Breaking the surface of anything is both thrilling and frightening—a
body of water all the more so, as the ripples set off by our fingertips
merely hint at the mystery of what lies below. And then it’s as if you
were never there. Water mends itself, sealing over the slightest
intrusion so someone else—or you—can try again. There’s an
image that intrigues me: A young man painted on a tomb in ancient
Paestum, in Italy, soaring headfirst into the water. Or wherever his
final destination
might be. You can’t see his target, but his ease and elation are
enviable. He trusts what he’ll find, even though he can’t be sure what
it is. That’s where I’m headed, too. If you’re a swimmer, you know the
feeling. If you’re not, I hope you’ll take a look, take some lessons,
and dive in yourself. Swimming is magical. It can also save your life.
The Skinny on Dipping
•An
estimated 51.9 million Americans swim at least six times each year—one
in six of us—making it the third most popular sports activity after
walking and working out. A much smaller but far more dedicated group,
6.3 million, swim at least once a week for fitness or competition.
That’s a lot fewer than regular runners and bikers, perhaps because
swimming requires five to ten times as much energy as crossing the same
distance on land.
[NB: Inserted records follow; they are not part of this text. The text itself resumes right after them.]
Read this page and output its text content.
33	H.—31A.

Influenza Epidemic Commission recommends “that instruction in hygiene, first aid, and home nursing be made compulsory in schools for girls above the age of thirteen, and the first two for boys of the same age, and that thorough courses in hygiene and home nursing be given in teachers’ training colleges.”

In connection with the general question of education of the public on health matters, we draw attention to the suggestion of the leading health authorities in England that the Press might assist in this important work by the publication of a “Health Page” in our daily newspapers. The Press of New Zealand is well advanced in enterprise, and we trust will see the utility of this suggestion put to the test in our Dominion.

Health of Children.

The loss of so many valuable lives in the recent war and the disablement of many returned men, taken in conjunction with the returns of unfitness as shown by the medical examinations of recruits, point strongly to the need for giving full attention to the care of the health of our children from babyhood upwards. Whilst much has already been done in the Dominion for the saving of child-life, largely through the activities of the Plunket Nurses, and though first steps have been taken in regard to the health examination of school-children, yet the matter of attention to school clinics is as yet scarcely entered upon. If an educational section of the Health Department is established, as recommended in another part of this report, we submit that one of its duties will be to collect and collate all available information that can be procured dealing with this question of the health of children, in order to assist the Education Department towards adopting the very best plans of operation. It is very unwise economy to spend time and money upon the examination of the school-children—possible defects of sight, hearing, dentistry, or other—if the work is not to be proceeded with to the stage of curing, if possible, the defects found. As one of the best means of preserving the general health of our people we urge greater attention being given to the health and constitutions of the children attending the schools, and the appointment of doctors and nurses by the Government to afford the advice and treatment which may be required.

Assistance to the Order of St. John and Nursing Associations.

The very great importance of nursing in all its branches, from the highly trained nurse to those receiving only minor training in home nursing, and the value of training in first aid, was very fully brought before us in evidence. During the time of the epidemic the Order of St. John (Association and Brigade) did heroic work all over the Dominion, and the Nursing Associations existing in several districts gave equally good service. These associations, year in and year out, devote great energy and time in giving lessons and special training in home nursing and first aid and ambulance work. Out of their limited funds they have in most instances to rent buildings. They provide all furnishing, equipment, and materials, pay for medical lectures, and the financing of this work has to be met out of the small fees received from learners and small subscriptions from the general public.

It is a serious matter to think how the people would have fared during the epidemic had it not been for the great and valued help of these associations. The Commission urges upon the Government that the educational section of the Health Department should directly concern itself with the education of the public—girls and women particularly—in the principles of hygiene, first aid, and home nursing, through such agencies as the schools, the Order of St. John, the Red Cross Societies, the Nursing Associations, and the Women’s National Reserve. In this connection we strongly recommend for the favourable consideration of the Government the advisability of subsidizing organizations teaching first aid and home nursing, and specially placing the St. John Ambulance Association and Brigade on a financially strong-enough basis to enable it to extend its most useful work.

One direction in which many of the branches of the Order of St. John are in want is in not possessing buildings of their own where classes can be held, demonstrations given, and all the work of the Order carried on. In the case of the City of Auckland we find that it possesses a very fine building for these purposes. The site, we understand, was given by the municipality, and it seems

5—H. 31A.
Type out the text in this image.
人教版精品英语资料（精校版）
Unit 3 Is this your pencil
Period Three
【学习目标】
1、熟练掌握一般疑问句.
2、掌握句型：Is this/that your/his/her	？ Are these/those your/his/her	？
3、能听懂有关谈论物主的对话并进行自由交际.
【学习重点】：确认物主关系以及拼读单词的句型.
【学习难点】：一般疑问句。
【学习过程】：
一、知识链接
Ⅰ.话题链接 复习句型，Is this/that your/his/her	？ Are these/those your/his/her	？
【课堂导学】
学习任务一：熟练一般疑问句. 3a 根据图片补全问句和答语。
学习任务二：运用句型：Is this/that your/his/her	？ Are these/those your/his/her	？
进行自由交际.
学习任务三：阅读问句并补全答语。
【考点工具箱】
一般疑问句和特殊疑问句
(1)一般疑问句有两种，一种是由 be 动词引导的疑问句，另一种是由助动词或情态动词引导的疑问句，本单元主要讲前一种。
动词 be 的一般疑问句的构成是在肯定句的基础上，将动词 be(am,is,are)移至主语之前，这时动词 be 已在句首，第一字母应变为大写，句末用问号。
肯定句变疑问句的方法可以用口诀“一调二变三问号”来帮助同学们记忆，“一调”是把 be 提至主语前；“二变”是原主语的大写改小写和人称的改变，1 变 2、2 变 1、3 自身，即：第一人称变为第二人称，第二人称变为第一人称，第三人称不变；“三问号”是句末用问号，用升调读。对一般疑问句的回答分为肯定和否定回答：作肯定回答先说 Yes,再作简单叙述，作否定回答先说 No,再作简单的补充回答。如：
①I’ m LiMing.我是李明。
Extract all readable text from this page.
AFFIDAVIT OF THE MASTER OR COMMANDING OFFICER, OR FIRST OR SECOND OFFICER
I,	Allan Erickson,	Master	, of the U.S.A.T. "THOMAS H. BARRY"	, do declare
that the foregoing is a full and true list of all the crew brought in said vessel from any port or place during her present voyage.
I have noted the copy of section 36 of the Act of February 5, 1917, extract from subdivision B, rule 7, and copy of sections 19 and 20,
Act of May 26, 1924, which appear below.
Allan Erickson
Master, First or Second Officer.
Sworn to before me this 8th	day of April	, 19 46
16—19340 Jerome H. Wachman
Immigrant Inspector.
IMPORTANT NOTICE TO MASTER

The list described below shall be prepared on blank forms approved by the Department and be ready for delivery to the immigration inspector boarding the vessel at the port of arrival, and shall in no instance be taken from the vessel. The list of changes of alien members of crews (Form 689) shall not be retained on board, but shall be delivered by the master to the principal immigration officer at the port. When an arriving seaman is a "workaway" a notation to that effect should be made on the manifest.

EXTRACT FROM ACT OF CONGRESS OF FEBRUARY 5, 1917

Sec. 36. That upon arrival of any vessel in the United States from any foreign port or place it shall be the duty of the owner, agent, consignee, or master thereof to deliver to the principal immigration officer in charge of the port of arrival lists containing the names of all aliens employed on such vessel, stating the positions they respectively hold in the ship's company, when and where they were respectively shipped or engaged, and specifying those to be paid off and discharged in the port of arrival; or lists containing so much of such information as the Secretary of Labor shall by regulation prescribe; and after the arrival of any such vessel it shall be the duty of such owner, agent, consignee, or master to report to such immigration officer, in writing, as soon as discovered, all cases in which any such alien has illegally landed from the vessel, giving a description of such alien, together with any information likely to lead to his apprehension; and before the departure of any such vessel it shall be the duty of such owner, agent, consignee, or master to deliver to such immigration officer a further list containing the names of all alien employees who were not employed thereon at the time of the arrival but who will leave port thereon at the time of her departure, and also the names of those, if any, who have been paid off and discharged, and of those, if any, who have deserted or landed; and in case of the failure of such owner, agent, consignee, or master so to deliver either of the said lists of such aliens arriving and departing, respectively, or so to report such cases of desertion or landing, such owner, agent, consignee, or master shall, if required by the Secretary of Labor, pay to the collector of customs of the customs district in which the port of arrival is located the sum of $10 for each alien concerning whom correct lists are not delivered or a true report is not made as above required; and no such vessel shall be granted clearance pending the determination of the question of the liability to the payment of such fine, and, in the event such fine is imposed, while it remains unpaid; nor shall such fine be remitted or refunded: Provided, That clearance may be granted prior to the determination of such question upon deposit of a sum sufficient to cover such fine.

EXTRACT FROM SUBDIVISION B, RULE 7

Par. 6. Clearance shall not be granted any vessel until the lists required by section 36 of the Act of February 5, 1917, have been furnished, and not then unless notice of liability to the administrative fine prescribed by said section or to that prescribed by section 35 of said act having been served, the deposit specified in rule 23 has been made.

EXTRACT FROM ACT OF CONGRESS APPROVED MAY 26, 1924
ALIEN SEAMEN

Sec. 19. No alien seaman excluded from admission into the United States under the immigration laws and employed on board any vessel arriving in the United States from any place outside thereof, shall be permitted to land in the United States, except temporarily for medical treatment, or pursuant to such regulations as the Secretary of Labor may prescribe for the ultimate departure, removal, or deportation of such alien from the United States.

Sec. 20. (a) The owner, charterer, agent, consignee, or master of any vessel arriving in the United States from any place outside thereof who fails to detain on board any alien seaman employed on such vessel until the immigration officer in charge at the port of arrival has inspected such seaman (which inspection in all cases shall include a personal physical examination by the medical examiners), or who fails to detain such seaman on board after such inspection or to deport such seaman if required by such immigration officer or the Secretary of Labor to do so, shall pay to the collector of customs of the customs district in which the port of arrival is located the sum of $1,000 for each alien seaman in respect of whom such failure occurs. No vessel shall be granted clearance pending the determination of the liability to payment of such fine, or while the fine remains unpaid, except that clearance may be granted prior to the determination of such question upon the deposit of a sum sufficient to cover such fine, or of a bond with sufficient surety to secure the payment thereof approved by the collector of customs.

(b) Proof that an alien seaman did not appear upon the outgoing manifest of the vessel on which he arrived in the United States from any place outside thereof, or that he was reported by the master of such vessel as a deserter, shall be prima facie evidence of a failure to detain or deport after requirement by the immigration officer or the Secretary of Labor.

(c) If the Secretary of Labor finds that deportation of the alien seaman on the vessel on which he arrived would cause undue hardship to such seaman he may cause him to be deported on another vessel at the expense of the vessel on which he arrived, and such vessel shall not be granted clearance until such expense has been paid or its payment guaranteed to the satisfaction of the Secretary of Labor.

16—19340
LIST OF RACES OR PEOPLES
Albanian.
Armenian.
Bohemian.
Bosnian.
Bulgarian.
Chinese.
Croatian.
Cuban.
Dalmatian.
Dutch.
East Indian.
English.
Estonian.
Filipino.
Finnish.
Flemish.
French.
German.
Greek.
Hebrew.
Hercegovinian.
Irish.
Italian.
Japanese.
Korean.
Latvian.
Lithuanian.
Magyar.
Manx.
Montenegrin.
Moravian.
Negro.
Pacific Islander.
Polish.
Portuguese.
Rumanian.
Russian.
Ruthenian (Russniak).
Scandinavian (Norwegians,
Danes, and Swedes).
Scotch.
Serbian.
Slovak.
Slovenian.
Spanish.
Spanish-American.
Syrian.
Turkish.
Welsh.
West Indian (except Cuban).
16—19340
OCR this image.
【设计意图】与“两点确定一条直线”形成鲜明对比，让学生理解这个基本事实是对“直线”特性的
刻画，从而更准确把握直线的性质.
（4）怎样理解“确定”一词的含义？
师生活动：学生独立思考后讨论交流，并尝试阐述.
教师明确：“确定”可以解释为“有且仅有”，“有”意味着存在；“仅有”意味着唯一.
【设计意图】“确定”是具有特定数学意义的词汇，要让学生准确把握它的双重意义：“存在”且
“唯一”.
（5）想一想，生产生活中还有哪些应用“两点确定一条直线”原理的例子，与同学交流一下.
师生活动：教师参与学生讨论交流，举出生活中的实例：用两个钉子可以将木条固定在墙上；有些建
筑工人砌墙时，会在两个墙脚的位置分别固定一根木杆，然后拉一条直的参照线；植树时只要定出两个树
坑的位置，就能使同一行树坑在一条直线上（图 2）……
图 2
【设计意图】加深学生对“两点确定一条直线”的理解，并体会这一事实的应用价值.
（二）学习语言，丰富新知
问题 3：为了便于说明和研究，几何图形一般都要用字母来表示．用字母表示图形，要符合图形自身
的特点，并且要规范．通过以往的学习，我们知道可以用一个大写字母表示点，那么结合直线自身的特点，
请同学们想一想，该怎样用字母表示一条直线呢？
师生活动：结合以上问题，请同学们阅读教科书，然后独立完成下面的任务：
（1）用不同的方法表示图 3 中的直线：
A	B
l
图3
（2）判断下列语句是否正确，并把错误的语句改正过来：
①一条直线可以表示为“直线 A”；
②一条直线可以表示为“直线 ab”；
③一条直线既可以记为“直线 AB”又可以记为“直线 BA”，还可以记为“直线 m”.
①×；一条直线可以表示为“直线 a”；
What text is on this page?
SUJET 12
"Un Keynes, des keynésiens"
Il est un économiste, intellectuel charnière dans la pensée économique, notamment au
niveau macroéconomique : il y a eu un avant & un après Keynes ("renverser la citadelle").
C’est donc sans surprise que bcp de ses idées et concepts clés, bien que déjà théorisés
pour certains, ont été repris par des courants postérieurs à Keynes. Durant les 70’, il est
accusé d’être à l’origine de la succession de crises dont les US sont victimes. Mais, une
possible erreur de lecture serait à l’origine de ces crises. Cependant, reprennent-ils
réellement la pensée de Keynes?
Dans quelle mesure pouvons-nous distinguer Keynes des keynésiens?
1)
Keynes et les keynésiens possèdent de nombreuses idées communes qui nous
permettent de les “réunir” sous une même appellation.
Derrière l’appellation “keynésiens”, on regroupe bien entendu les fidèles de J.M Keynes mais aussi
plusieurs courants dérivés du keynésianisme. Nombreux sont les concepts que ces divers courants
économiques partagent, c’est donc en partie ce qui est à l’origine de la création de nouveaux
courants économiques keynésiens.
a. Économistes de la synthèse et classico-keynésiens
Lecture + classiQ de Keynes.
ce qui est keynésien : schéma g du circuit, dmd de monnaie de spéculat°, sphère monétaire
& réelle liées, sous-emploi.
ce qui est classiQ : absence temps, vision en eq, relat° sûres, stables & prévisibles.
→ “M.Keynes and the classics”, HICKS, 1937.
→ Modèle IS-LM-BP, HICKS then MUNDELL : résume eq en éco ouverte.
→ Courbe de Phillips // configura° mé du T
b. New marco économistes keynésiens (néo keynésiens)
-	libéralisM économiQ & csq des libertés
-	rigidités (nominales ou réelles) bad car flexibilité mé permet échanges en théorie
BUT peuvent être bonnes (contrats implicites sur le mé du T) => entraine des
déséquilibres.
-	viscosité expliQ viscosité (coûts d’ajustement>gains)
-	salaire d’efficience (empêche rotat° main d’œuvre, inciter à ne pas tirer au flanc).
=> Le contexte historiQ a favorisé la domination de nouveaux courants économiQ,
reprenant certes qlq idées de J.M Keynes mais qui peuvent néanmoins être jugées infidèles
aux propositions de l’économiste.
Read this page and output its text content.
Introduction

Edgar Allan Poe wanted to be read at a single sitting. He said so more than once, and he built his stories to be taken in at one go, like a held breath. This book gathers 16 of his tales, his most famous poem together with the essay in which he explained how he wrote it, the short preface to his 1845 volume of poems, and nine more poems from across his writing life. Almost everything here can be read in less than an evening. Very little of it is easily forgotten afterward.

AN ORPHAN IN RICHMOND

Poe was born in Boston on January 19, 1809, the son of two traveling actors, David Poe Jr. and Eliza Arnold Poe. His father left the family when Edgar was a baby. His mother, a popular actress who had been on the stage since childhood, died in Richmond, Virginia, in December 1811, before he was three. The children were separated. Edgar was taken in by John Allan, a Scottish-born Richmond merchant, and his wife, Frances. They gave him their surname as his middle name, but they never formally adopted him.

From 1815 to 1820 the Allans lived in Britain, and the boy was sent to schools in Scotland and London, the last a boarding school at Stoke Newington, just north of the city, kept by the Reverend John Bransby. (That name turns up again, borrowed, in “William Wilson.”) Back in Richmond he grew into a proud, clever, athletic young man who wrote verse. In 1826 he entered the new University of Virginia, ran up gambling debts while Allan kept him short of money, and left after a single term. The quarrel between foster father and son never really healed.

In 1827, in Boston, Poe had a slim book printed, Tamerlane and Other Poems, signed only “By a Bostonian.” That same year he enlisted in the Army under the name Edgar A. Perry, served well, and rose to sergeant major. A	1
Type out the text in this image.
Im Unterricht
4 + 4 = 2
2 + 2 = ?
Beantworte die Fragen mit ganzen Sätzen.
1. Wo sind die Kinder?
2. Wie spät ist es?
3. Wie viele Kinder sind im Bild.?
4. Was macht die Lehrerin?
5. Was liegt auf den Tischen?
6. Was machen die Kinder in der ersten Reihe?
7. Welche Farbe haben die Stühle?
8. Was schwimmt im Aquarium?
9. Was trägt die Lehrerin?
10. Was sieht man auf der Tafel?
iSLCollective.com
Or maybe it’s about getting your hair wet.
•We splash about in nearly 10.4 million residential pools and another 309,000 public pools across the country.
•Of
the four strokes most commonly used today—butterfly, back, breast,
free—the fastest is free. It used to be called “crawl,” a term an upcoming generation will likely stop using altogether, but not me. The two words are used interchangeably here.
•Except for the breaststroke, arms are more important than legs in swimming, providing up to 80 percent of power.
•The
swimming pool at your local rec center is likely twenty-five yards
long, which is called the standard Olympic short course.
Internationally, yards become meters, which are slightly longer. The
pool you see at the Olympics is fifty meters, which is called the long
course. Most pools in American backyards are forty feet.
How
to measure your own laps? In a twenty-five-yard pool, 71 lengths equal
one mile. In a forty-foot pool, 132 lengths equal one mile.
The
racing community measures it differently. To them, 66 lengths of a
twenty-five-yard pool make a mile. Don’t ask; it’s a gift.
•Pools
used to be called tanks, whether they were actual tanks full of water
or just holes in the ground. What you wore in a tank was a tank suit. Brenda Patimkin wore a black one in Philip Roth’s Goodbye, Columbus. Decades later, changing its name to “maillot” has not lessened the angst over fitting into one.
•Saltwater is more buoyant than fresh, cold water more than warm. Both will keep you afloat.
•The
first person to swim the English Channel was Matthew Webb in 1875.
First woman: America’s Gertrude Ederle in 1926. Number of people who
have swum the Channel to date: around nine hundred. Most jaw-dropping
Channel feat (so far): a triple crossing (that’s across, back, across
again). I don’t know why either.
•Weirdest swimming spin-off: underwater hockey.
•Best swim gear ever invented: goggles. Most annoying thing about swim gear: caps don’t keep your hair dry.
Myths
about swimming infuse many cultures. The one about Hero and Leander is
about as fact-based as the ones about mermaids and mermen. Here are some
more:
•A drowning person does not go down three times before succumbing. It could be only once. Or thirty-three.
•Witches
do not float better than regular people, despite the devilish
punishment devised by ignorant authorities in times past. They called it
“swimming the witch”—dunking the accused, who was trussed like a
chicken and often weighted down, in a body of water. If she stayed
aloft, she was guilty and died; if she sank, she might die anyway.
•Eating before swimming is not recommended, but it will not cause you to drown. You do not have to wait one hour before plunging in. But don’t tell your kids. Better they should digest.
•Contrary to urban legend (and an episode of The Adventures of Pete & Pete on
Nickelodeon that revolved around “a chemical agent that reacts with
human tinkle” and turns into a green slick), there is no known chemical
that turns green, or any other color, when it comes in contact with
bodily fluids in the pool. Unfortunately.